Saviez-vous que vos périodes d'arrêt maladie ou d'accident non professionnel n'étaient pas comptabilisés dans le calcul de vos congés payés ? Une récente jurisprudence de la Cour de cassation est venue y remédier. Décryptage.
Parce que tout labeur mérite repos, les congés payés comptent parmi les piliers fondamentaux du droit du travail. Ainsi, tout employé, qu'il soit à temps plein ou partiel, acquiert en jours de repos l'équivalent de 2,5 jours ouvrables de travail effectif par mois, soit 30 jours ouvrables ou 5 semaines de congé pour une année complète. Mais qu'en est-il en cas d'absence ? On fait le point.
Des périodes assimilées ou non
C'est l'article L3141-5 du Code du travail qui détermine quelles sont les absences considérées comme du travail effectif et de ce fait prises en compte pour l'acquisition des congés payés.
Ainsi, il va sans dire que les périodes correspondant à l'utilisation de ces fameux jours de repos sont évidemment incluses, tout comme les repos compensant des heures supplémentaires ou encore les jours de RTT (réduction du temps de travail). De même, congés paternité, maternité, adoption mais aussi pour événements familiaux, tels que mariage, Pacs, naissance ou décès, et autre congé de formation rentrent eux aussi dans l'équation.
À l'inverse, une mise à pied, une grève et un congé parental à temps plein ou de présence parentale ne sont pas assimilés à des périodes de travail effectif et ne participent donc pas à l'acquisition de congés payés.
L'état de santé en jeu
La donne se complique en revanche pour l'état de santé du salarié.
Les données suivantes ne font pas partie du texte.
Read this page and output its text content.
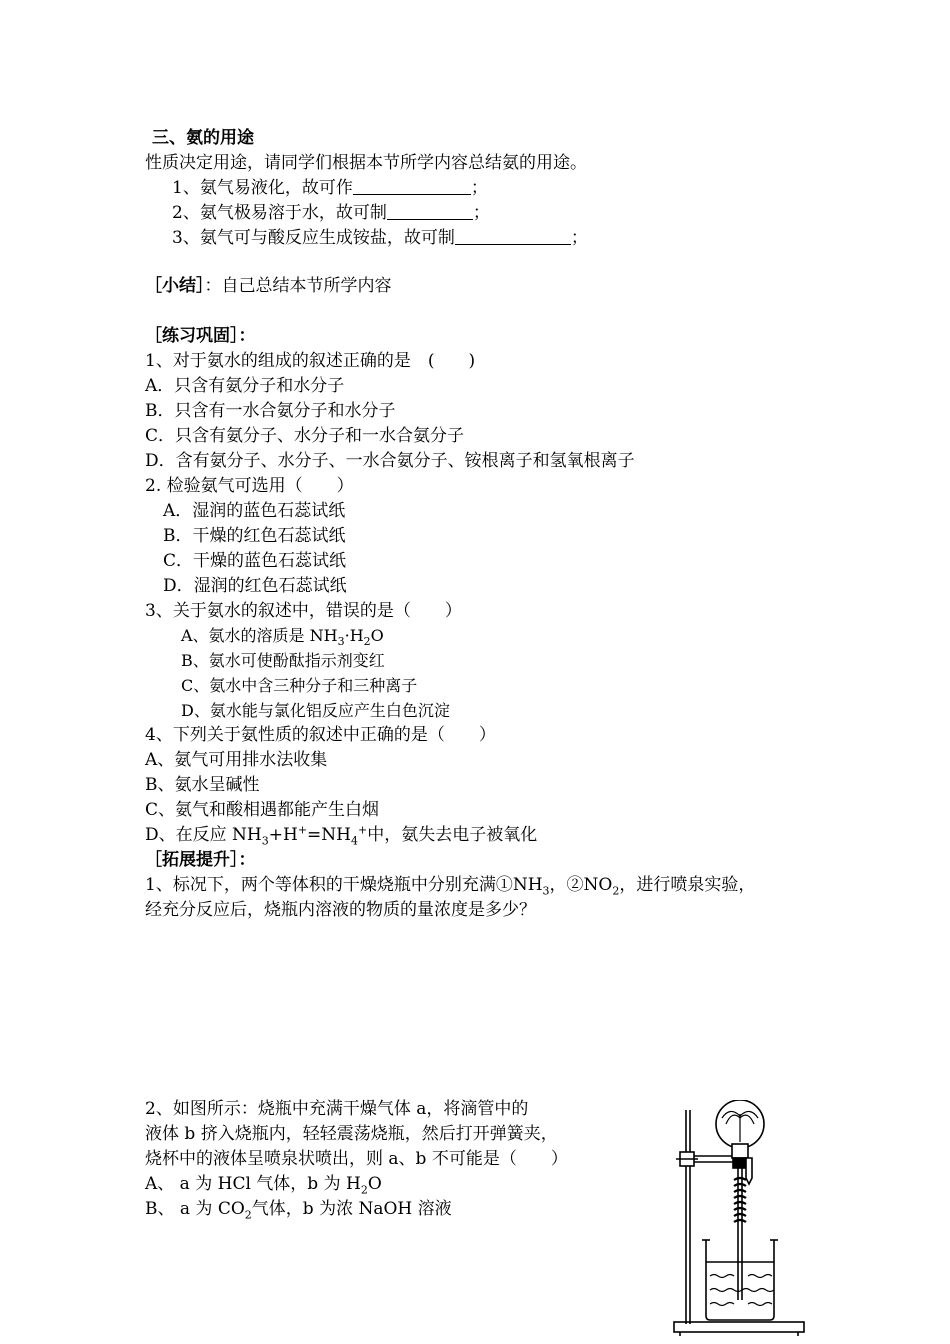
三、氨的用途
性质决定用途，请同学们根据本节所学内容总结氨的用途。
1、氨气易液化，故可作	；
2、氨气极易溶于水，故可制	；
3、氨气可与酸反应生成铵盐，故可制	；
［小结］：自己总结本节所学内容
［练习巩固］：
1、对于氨水的组成的叙述正确的是　(　　)
A．只含有氨分子和水分子
B．只含有一水合氨分子和水分子
C．只含有氨分子、水分子和一水合氨分子
D．含有氨分子、水分子、一水合氨分子、铵根离子和氢氧根离子
2. 检验氨气可选用（　　）
A．湿润的蓝色石蕊试纸
B．干燥的红色石蕊试纸
C．干燥的蓝色石蕊试纸
D．湿润的红色石蕊试纸
3、关于氨水的叙述中，错误的是（　　）
A、氨水的溶质是 $NH_3\cdot H_2O$
B、氨水可使酚酞指示剂变红
C、氨水中含三种分子和三种离子
D、氨水能与氯化铝反应产生白色沉淀
4、下列关于氨性质的叙述中正确的是（　　）
A、氨气可用排水法收集
B、氨水呈碱性
C、氨气和酸相遇都能产生白烟
D、在反应 $NH_3+H^+=NH_4^+$中，氨失去电子被氧化
［拓展提升］：
1、标况下，两个等体积的干燥烧瓶中分别充满$①NH_3$，$②NO_2$，进行喷泉实验，
经充分反应后，烧瓶内溶液的物质的量浓度是多少？
2、如图所示：烧瓶中充满干燥气体 a，将滴管中的
液体 b 挤入烧瓶内，轻轻震荡烧瓶，然后打开弹簧夹，
烧杯中的液体呈喷泉状喷出，则 a、b 不可能是（　　）
A、 a 为 HCl 气体，b 为 $H_2O$
B、 a 为 $CO_2$气体，b 为浓 NaOH 溶液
En effet, le Code du travail prend uniquement en considération les arrêts pour maladie professionnelle et accident du travail, et ce, sous réserve que l'absence ne dure pas plus d'un an ininterrompu.
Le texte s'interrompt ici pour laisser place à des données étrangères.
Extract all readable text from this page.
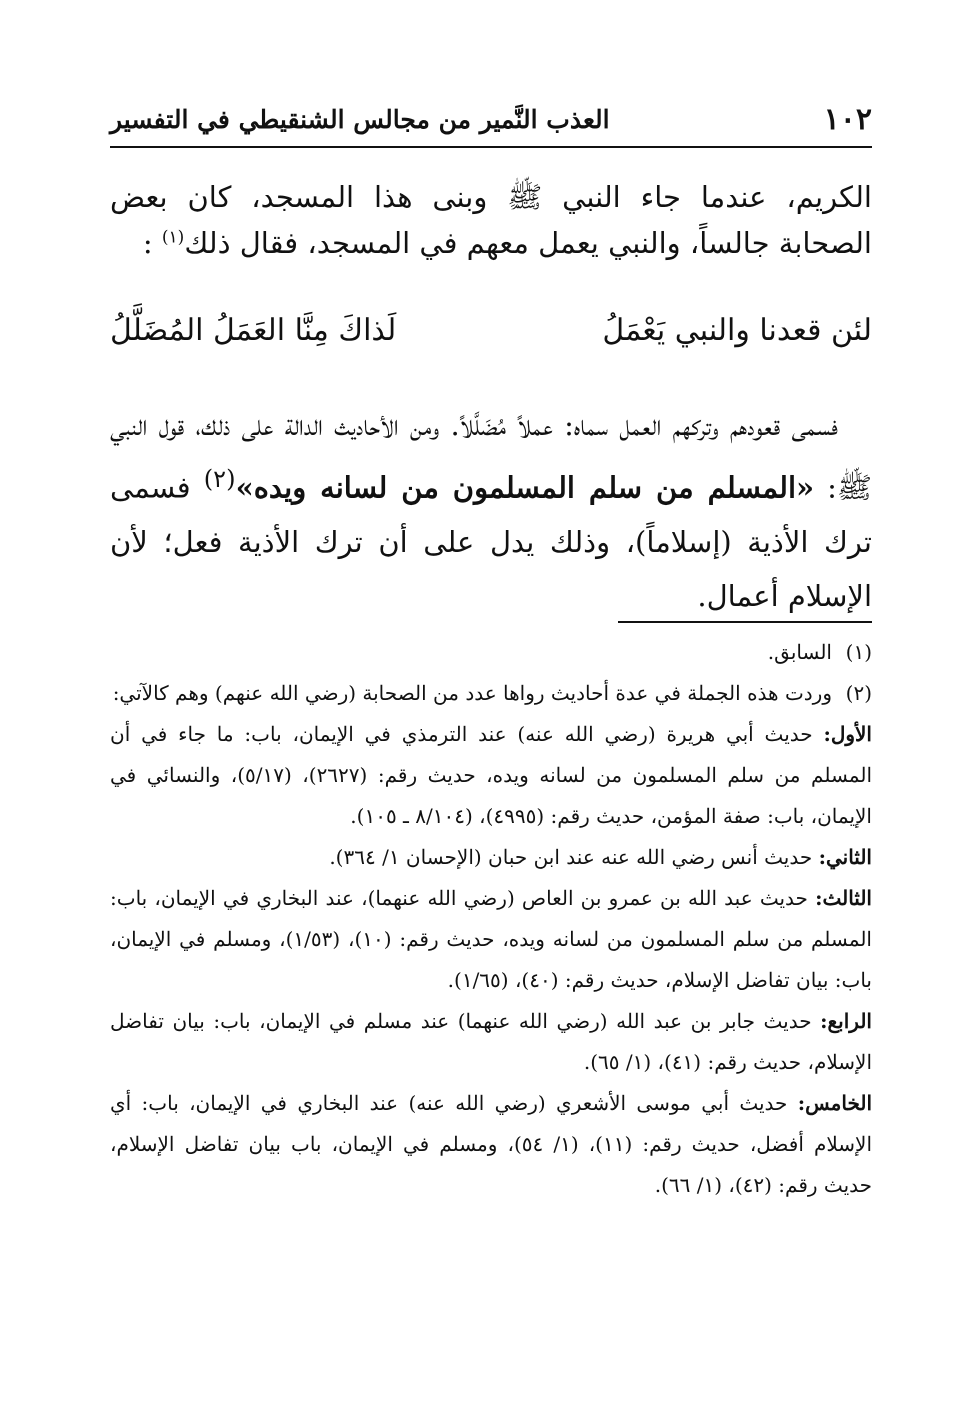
١٠٢
العذب النَّمير من مجالس الشنقيطي في التفسير

الكريم، عندما جاء النبي ﷺ وبنى هذا المسجد، كان بعض الصحابة جالساً، والنبي يعمل معهم في المسجد، فقال ذلك$^{(١)}$ :

لئن قعدنا والنبي يَعْمَلُ
لَذاكَ مِنَّا العَمَلُ المُضَلَّلُ

فسمى قعودهم وتركهم العمل سماه: عملاً مُضَلَّلاً. ومن الأحاديث الدالة على ذلك، قول النبي ﷺ: «المسلم من سلم المسلمون من لسانه ويده»$^{(٢)}$ فسمى ترك الأذية (إسلاماً)، وذلك يدل على أن ترك الأذية فعل؛ لأن الإسلام أعمال.

(١)السابق.

(٢)وردت هذه الجملة في عدة أحاديث رواها عدد من الصحابة (رضي الله عنهم) وهم كالآتي:

الأول: حديث أبي هريرة (رضي الله عنه) عند الترمذي في الإيمان، باب: ما جاء في أن المسلم من سلم المسلمون من لسانه ويده، حديث رقم: (٢٦٢٧)، (٥/١٧)، والنسائي في الإيمان، باب: صفة المؤمن، حديث رقم: (٤٩٩٥)، (٨/١٠٤ ـ ١٠٥).

الثاني: حديث أنس رضي الله عنه عند ابن حبان (الإحسان ١/ ٣٦٤).

الثالث: حديث عبد الله بن عمرو بن العاص (رضي الله عنهما)، عند البخاري في الإيمان، باب: المسلم من سلم المسلمون من لسانه ويده، حديث رقم: (١٠)، (١/٥٣)، ومسلم في الإيمان، باب: بيان تفاضل الإسلام، حديث رقم: (٤٠)، (١/٦٥).

الرابع: حديث جابر بن عبد الله (رضي الله عنهما) عند مسلم في الإيمان، باب: بيان تفاضل الإسلام، حديث رقم: (٤١)، (١/ ٦٥).

الخامس: حديث أبي موسى الأشعري (رضي الله عنه) عند البخاري في الإيمان، باب: أي الإسلام أفضل، حديث رقم: (١١)، (١/ ٥٤)، ومسلم في الإيمان، باب بيان تفاضل الإسلام، حديث رقم: (٤٢)، (١/ ٦٦).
Dès lors que vous posez un arrêt pour une maladie non professionnelle ou en raison d'un accident survenu en dehors de votre poste, cette absence n'est donc pas assimilée à du travail effectif et peut avoir un impact négatif sur le calcul de vos congés payés si elle vient à se prolonger.
Bien qu'il ne faille pas justifier d'une année complète de travail pour prétendre à l'ensemble de ses jours de repos, il faut en effet cumuler 48 semaines de travail effectif (absences assimilées incluses) pour bénéficier des 30 jours ouvrables de congé prévus par la loi.
Revirement de jurisprudence
Mais d'après la Cour de cassation, cette législation est contraire à l'article 7 de la Directive européenne 2003/88 selon laquelle : « Les États membres prennent les mesures nécessaires pour que tout travailleur bénéficie d'un congé annuel payé d'au moins quatre semaines. » Les juges ont donc pris les choses en main à travers trois arrêts de jurisprudence rendus le 13 septembre 2023.
Ainsi, la Cour considère que les arrêts de travail pour maladie ou accident non professionnel doivent être assimilés à des périodes de travail effectif et donner droit à l'acquisition de congés payés. Quant aux arrêts pour maladie et accident professionnels, ils doivent être pris en compte peu importe leur durée, au lieu de la limite d'un an imposée.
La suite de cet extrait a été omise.